The Africa’s largest economy that depend strongly on oil export for income has come into a few real headwind after oil prices have dropped on the international business sector by more than 40 percent since the last quarter of 2014.
The country’s local currency has fallen more than 22 percent this year, constraining the Central Bank of Nigeria to present stiffer foreign exchanging rules that have made it difficult for foreigners to leave the country’s resources. “Nigeria will be removed from the lead Emerging Markets Local Currency Government Index as of February 1, 2016,” Barclays said in an announcement.
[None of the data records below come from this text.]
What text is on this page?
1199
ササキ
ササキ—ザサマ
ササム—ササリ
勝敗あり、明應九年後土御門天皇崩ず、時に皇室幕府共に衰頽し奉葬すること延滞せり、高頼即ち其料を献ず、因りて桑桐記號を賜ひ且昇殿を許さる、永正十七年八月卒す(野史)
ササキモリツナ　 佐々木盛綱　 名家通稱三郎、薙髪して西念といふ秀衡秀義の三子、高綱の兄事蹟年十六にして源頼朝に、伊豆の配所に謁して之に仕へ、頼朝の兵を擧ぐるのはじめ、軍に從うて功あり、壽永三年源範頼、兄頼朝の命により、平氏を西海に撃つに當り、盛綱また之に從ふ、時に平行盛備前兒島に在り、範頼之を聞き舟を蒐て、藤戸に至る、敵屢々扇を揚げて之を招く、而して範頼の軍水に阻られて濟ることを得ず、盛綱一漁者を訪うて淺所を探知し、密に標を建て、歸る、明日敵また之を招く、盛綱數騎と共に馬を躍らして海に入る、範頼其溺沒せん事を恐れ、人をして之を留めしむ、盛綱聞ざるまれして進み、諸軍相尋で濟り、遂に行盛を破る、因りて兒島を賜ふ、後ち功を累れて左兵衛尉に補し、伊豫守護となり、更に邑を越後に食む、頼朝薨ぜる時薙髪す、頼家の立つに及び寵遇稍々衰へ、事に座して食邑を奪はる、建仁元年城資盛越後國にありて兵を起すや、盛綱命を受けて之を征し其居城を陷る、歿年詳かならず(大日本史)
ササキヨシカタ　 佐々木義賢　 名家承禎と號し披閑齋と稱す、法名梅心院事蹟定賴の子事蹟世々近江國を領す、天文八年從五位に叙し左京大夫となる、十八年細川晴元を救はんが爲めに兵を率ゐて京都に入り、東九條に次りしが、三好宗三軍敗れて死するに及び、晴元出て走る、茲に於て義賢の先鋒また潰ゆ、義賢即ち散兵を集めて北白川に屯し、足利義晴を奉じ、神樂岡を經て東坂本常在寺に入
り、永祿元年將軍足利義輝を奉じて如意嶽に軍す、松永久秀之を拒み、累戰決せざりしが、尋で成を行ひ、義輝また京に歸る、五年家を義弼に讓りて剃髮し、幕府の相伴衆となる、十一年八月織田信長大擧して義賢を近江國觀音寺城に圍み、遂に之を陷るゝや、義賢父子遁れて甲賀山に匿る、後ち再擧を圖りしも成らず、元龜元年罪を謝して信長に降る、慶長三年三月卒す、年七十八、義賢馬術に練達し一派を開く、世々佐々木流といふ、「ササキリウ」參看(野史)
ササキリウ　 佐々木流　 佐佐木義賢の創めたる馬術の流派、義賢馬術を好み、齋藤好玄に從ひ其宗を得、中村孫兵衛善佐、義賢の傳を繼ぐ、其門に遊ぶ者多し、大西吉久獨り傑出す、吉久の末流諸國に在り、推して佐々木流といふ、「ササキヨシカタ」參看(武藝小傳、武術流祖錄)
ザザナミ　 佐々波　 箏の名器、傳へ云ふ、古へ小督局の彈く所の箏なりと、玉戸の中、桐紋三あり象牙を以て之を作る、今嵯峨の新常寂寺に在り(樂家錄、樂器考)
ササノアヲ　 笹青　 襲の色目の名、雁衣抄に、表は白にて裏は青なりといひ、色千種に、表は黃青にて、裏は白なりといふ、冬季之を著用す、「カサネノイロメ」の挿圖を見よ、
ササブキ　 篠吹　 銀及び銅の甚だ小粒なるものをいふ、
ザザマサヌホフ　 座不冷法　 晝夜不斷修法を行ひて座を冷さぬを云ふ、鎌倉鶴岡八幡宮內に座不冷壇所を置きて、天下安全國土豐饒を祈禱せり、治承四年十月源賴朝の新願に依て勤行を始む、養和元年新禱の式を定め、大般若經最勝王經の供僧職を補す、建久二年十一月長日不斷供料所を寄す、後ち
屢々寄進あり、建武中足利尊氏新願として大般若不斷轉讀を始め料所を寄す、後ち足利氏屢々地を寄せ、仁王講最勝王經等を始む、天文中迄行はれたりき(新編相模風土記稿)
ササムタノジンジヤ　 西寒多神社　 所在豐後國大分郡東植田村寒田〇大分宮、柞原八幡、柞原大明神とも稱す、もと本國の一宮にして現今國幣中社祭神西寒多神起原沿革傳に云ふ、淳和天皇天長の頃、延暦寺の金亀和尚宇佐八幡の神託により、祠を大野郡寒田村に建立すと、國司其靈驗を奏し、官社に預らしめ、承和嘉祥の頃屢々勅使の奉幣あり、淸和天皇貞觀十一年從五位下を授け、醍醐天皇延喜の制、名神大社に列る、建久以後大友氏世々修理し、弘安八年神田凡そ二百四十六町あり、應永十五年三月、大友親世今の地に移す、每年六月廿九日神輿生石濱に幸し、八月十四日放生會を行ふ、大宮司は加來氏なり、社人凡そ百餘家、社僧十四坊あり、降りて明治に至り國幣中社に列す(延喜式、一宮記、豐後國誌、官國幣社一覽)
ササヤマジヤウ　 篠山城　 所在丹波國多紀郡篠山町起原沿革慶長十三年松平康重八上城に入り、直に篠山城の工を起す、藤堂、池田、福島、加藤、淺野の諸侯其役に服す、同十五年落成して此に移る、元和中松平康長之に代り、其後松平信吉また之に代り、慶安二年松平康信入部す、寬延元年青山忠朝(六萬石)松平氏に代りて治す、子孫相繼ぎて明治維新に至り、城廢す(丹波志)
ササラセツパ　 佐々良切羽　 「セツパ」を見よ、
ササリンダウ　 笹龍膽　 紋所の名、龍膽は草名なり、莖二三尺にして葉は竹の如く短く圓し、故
“The Central Bank of Nigeria has introduced a number of measures that have complicated managing Nigerian bond government index exposure, specifically restricting access to the naira,” Barclay added.
Barclays’ removal of Nigeria from the record is likely to deny the country some auxiliary debt support, Financial Times reported.
In September, the West African country was also cut off from the JP Morgan’s Government Bond Index-Emerging Markets, or GBI-EM, referring to a lack of liquidity in Nigerian markets because of restricting foreign trade exchanging rules the Central bank introduced not long ago in Nigeria.
Nigerian capital markets were caught off by surprise, according to the JPMorgan decision causing the Nigeria shares at the bourse to weaken and bond bounced in response.